Today the company «ELEKS» employs about 1,000 people with an average age of 25. The firm's main office is in Lviv, with a network of development centers throughout Ukraine (Kyiv, Lviv, Ivano-Frankivsk, Ternopil), and abroad. ELEKS has an office in Poland as well as representative offices in the US and UK.

The company has its own educational center, the ELEKS Academy, where young specialists receive high-quality training before their employment in the company. ELEKS is known for cinema production, having collaborated with Hollywood on blockbusters Quantum of Solace and Spider-Man. Additionally, the company produces applications for automation and medical establishments (e.g. information system Doctor ELEKS). The company's activity is aimed at the international market: 95% of ELEKS customers come from abroad.

Oleksiy Skrypnyk initiated the modernization of the legislative procedure of the Ukrainian parliament, computerization and introduction of e-governance. He was also concerned with cyber security of the state.

=== National Security ===
As Deputy Chairman of the Permanent Delegation to the NATO Parliamentary Assembly and a member of the Ukrainian Inter-parliamentary NATO-Ukraine Council, Oleksiy Skrypnyk was avidly lobbying the USA and other Western countries to supply lethal weapons to Ukraine in the course of its anti-terrorist operation in the East. Also, he supported the prospect of NATO membership for Ukraine. He was collaborating with experts and with a group of MPs on military doctrine and laws on public-private partnerships in the military sphere.

=== Energetics ===
Skrypnyk specialized in the energy sector, where he worked for more than 14 years.

=== Science and education ===
As deputy chairman of the Verkhovna Rada of Ukraine on Science and Education, Skrypnyk was concerned with IT education and science issues in general. In particular, he proposed educational reform, which would abolish Computer Literacy lessons, introducing instead courses on programming for high school students.

== Initiatives ==

=== Commission for the Future ===
Temporary special "Commission for the Future" of the Verkhovna Rada of Ukraine was established on April 22, 2015. The Commission was created "to develop and promote innovative development strategy for Ukraine based on public and social priorities, of science and technology, and assessment of their impact on the harmonious development of the state".

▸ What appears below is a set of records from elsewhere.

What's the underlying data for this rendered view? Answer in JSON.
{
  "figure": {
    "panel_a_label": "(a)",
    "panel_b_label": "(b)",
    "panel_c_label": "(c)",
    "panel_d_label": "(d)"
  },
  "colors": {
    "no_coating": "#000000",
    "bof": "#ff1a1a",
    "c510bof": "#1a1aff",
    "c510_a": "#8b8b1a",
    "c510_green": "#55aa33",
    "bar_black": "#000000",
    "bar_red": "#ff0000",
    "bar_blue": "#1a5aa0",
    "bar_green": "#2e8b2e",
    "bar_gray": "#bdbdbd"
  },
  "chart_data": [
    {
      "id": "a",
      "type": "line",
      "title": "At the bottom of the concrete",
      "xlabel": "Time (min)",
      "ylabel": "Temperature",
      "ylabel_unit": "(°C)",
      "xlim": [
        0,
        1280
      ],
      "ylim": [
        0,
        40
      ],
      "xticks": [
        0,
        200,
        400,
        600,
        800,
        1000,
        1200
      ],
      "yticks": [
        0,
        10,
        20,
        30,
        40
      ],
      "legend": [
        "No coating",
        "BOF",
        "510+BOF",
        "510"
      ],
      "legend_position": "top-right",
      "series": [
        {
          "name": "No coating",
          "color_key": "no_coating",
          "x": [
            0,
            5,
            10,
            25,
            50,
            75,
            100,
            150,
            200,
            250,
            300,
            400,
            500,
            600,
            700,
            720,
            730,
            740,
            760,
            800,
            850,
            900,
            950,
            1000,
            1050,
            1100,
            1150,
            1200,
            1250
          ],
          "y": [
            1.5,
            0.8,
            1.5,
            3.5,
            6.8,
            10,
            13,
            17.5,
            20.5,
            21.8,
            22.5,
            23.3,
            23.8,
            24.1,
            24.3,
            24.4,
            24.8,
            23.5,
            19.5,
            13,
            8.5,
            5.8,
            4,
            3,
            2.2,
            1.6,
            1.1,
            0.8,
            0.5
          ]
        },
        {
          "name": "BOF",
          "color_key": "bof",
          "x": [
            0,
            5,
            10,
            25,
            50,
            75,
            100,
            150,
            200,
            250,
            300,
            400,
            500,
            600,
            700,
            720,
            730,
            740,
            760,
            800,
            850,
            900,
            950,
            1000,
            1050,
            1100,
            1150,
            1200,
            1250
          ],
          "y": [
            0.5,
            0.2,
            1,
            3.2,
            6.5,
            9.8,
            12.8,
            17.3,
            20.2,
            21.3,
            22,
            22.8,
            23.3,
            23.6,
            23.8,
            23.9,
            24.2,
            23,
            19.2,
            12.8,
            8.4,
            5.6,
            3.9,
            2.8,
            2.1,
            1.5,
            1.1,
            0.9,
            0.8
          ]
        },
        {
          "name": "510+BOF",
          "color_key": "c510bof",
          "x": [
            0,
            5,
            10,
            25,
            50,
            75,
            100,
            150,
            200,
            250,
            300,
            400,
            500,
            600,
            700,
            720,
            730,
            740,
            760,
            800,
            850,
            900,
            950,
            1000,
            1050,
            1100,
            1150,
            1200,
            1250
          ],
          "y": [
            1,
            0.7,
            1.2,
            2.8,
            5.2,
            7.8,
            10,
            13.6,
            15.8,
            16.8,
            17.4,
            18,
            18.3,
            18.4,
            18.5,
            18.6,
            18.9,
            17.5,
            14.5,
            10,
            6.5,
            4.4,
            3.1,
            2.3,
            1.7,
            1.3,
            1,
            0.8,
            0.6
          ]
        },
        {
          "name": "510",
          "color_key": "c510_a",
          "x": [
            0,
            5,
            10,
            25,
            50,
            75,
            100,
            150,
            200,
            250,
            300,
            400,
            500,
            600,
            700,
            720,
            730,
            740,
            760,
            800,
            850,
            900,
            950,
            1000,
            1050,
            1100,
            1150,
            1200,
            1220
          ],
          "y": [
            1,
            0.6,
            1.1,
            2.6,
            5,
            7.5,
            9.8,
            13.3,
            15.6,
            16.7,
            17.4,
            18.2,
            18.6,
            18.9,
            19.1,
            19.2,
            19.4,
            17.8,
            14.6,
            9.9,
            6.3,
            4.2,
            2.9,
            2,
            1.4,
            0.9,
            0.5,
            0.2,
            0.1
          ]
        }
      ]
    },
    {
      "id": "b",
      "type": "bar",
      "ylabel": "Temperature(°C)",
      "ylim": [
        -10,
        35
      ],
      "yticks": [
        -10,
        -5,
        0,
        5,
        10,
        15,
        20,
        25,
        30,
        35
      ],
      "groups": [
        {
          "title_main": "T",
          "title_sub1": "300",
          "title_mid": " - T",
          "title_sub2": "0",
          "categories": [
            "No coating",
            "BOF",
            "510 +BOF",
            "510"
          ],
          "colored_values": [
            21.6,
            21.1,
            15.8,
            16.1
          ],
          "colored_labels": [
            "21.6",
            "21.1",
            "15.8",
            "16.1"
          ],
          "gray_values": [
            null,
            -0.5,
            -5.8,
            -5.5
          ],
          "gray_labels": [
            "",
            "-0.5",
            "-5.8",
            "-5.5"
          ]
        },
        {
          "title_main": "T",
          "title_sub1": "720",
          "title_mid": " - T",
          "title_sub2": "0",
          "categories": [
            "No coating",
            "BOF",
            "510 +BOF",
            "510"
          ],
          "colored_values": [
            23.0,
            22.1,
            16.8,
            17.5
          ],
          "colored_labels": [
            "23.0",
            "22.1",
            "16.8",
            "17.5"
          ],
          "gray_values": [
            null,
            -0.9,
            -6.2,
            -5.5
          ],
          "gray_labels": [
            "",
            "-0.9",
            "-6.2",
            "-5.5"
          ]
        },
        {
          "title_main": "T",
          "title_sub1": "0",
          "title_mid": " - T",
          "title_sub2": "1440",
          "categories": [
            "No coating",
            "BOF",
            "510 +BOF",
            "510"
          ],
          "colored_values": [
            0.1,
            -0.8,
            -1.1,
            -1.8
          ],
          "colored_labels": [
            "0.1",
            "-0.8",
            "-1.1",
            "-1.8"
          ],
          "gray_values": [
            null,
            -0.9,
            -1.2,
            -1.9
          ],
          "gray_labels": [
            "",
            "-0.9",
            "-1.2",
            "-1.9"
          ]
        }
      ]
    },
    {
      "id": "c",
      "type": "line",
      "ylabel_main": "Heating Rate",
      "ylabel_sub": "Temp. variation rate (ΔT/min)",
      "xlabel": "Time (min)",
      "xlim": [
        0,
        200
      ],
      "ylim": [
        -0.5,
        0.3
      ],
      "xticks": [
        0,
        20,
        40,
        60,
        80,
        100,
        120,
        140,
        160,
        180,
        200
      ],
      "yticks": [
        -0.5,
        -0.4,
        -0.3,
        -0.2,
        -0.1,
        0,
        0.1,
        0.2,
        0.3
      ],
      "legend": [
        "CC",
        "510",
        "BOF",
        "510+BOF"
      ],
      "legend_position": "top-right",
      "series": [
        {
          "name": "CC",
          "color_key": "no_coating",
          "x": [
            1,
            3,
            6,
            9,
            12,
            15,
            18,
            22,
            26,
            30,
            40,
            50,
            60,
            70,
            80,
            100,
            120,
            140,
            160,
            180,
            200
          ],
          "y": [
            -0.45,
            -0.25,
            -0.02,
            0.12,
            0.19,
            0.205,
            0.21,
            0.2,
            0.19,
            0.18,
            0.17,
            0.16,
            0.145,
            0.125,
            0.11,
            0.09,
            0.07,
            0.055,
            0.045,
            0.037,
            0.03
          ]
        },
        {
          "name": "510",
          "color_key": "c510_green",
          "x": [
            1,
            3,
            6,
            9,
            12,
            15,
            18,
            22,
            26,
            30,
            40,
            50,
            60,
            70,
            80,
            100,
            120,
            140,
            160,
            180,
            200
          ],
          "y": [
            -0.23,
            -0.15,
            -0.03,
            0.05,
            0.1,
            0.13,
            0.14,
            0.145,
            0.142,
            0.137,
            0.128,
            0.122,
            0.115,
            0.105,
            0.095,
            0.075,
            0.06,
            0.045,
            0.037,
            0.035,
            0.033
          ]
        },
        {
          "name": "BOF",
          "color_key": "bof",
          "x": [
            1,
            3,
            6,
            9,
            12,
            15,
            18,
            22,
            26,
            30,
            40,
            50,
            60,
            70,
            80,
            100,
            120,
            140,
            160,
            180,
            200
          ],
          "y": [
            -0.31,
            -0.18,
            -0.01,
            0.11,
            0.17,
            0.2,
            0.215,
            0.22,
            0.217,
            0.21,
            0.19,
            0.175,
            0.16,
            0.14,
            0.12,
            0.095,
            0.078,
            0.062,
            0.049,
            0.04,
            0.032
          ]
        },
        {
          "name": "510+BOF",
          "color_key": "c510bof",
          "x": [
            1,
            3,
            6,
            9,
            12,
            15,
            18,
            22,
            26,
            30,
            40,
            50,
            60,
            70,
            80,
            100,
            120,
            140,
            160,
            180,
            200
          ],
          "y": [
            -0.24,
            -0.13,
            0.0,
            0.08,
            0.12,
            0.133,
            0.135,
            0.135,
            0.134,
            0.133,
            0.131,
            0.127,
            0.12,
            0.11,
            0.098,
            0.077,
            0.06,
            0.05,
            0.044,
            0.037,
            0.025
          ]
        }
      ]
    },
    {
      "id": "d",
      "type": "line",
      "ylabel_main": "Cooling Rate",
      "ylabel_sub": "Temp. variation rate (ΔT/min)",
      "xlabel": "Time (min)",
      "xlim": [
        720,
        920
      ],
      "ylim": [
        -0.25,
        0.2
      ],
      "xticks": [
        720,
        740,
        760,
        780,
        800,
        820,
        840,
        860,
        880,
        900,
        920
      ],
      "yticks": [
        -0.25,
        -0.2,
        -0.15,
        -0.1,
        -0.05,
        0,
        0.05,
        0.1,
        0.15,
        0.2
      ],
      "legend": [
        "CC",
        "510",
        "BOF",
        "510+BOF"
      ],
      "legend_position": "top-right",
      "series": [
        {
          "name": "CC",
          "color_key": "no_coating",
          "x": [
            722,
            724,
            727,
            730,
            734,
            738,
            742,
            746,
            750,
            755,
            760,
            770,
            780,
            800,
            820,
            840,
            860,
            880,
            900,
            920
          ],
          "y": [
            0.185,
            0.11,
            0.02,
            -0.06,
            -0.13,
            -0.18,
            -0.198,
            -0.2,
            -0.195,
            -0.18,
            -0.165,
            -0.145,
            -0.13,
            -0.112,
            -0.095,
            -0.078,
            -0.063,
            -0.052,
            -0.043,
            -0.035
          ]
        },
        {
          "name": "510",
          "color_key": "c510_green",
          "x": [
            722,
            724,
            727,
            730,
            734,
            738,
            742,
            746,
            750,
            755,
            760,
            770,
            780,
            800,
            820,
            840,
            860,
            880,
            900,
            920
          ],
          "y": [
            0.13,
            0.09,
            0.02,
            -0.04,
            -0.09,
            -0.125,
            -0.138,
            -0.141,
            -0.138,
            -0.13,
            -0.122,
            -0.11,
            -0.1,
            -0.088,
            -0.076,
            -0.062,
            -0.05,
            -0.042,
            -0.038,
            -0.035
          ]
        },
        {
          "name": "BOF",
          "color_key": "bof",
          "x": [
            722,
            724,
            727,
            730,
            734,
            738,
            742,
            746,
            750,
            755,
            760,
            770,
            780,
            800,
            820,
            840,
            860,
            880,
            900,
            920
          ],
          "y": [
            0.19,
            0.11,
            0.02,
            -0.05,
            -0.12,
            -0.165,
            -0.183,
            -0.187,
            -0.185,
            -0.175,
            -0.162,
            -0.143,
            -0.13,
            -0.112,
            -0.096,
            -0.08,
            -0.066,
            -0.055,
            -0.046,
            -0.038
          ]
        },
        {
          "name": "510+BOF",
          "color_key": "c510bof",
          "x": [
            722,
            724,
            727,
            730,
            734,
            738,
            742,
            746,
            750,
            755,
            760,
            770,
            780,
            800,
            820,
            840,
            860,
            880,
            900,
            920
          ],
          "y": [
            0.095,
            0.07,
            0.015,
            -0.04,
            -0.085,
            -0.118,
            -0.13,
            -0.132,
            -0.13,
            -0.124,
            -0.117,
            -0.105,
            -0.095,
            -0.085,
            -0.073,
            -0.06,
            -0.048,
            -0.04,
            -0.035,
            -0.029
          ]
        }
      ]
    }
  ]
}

Oleksiy Skrypnyk, MP was the chairman of the "Commission for the Future". The commission also includes:

Victor Vovk ("Radical Party of Oleh Lyashko");

Victor Galasyuk ("Radical Party Oleg Lyashko");

Victoria Voytsitska ("Samopomich Union");

Alexander Dombrowski ("Petro Poroshenko Bloc");

Svetlana Zalishchuk ("Petro Poroshenko Bloc");

Oleksiy Mushak ("Petro Poroshenko Bloc")

Lily Grinevich ("Narodnyi Front");

George Lohvynskyy ("Narodnyi Front");

Ivan Kyrylenko (VO "Fatherland").

The Commission in total has 11 members, representatives of all coalition factions. Every six months the Commission will prepare a report and announce it at the session of Parliament. Similar commissions exist in most parliaments of European countries.

== Personal life and death ==
Skrypnyk's father, Oleksiy Ivanovich, is a professor, and programmer with 40 years of experience, and co-founder of ELEKS. Mother, Skrypnyk Evgeniia is an electrical engineer, co-founder of ELEKS.

Skrypnyk was married. He had four sons and a daughter. In his spare time, he enjoyed running, swimming, yachting and cycling. He died of a blood clot on 23 February 2022, at the age of 57.